O Haiti é aqui. É no Porto. É no Freixo. criar PDF versão para impressão
22-Mar-2007

João Teixeira LopesHá vinte anos que cinquenta ciganos, reunidos em comunidade, viviam naquele terreno, no Freixo, perto do Douro. Há vinte anos que ninguém, incluindo eu, quis deles saber ou ouviu falar neles. Por isso, agradeço ao edil Rui Rio que a sua obstinada visão de uma cidade de futuro lhes desse, finalmente, embora pelas piores razões o devido destaque. Poderia lá ser que, junto ao Palácio do Freixo, futura pousada de luxo do grupo Pestana, um grupo de pobres, míseros e sujos ciganos entornassem tons de miséria na paisagem?

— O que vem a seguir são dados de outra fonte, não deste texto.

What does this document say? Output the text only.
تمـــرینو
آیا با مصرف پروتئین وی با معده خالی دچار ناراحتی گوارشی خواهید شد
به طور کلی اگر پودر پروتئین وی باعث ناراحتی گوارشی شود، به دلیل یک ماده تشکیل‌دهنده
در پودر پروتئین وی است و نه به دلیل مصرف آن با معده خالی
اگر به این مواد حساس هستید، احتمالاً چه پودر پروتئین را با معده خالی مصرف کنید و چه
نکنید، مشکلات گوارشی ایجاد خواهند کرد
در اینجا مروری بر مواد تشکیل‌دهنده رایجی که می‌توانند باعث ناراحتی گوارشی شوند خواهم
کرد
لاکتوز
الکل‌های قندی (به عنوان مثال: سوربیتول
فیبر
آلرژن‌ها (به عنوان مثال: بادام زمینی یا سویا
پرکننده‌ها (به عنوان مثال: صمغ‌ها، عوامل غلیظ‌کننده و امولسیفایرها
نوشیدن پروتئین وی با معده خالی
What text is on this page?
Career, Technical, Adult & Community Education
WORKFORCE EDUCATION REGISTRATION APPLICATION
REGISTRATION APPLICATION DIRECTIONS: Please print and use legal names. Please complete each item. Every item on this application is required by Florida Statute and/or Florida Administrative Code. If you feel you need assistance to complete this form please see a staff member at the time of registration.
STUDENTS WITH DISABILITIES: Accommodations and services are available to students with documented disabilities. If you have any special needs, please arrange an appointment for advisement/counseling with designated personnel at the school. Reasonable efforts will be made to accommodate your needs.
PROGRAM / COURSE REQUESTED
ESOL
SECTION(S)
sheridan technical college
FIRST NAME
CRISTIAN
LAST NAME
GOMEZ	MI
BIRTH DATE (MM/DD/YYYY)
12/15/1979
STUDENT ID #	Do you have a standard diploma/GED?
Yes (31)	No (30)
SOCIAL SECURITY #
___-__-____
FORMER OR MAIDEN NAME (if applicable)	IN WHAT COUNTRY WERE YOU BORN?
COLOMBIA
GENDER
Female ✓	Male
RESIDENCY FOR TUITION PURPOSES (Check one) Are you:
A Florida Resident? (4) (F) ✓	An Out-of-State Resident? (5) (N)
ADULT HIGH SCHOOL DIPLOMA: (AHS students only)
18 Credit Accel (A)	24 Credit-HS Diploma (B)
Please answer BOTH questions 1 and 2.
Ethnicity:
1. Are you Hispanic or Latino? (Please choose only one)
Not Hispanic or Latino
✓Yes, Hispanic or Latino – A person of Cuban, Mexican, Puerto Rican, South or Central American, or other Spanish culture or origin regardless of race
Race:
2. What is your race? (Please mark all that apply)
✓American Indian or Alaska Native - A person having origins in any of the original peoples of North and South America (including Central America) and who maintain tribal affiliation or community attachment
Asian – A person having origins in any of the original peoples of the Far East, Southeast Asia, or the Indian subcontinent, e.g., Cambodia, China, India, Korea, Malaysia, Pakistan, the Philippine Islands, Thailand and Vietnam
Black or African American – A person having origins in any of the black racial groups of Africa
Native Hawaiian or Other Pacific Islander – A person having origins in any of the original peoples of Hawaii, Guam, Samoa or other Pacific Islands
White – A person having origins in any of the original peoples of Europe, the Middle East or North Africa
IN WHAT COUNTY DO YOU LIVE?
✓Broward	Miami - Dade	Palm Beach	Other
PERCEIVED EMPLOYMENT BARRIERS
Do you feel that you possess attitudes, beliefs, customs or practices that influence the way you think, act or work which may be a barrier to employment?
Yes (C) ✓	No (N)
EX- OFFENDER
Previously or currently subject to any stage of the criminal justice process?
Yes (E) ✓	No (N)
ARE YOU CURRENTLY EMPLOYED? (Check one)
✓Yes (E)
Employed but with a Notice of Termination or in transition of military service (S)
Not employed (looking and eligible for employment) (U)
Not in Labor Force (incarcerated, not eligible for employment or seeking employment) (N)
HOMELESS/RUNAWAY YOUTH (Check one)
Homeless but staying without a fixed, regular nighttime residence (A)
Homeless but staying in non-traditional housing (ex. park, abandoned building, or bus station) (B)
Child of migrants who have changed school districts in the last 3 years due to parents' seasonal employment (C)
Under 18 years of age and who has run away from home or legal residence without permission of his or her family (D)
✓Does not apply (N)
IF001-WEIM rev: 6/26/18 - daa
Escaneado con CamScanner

Uma cidade moderna quer-se limpa, selectiva e higienizada! Que diriam os clientes, fechados em seus luxuosos quartos, perante quadro tão atroz? Perderiam o apetite? Teriam vontade de cerrar janelas? Acaso o seu lazer perduraria são e tranquilo? Ciganos roubam. Ciganos assustam. Ciganos - já se sabe como são. A cidade não pode arriscar, corram-se com os ciganos, há que tirá-los dali, não importa para onde vão, não importa de onde vêm, ali é que não ficam por amor aos euros e à privatização de mais um bem - o Palácio do Freixo - que deveria - já agora, ó edil! - ser de usufruto público e bons usos não lhe faltariam.

Mas ciganos são pobres e feios e sujos; ciganos são, como diria o Caetano Veloso, lembrando letra que escreveu a propósito de um massacre no seu país, matéria-prima para despejos e maus tratos, nem que seja "só para mostrar aos outros quase pretos/(e são quase todos pretos)/E aos quase brancos, pobres como pretos/como é que pretos, pobres e mulatos/E quase brancos quase pretos de tão pobres são tratados".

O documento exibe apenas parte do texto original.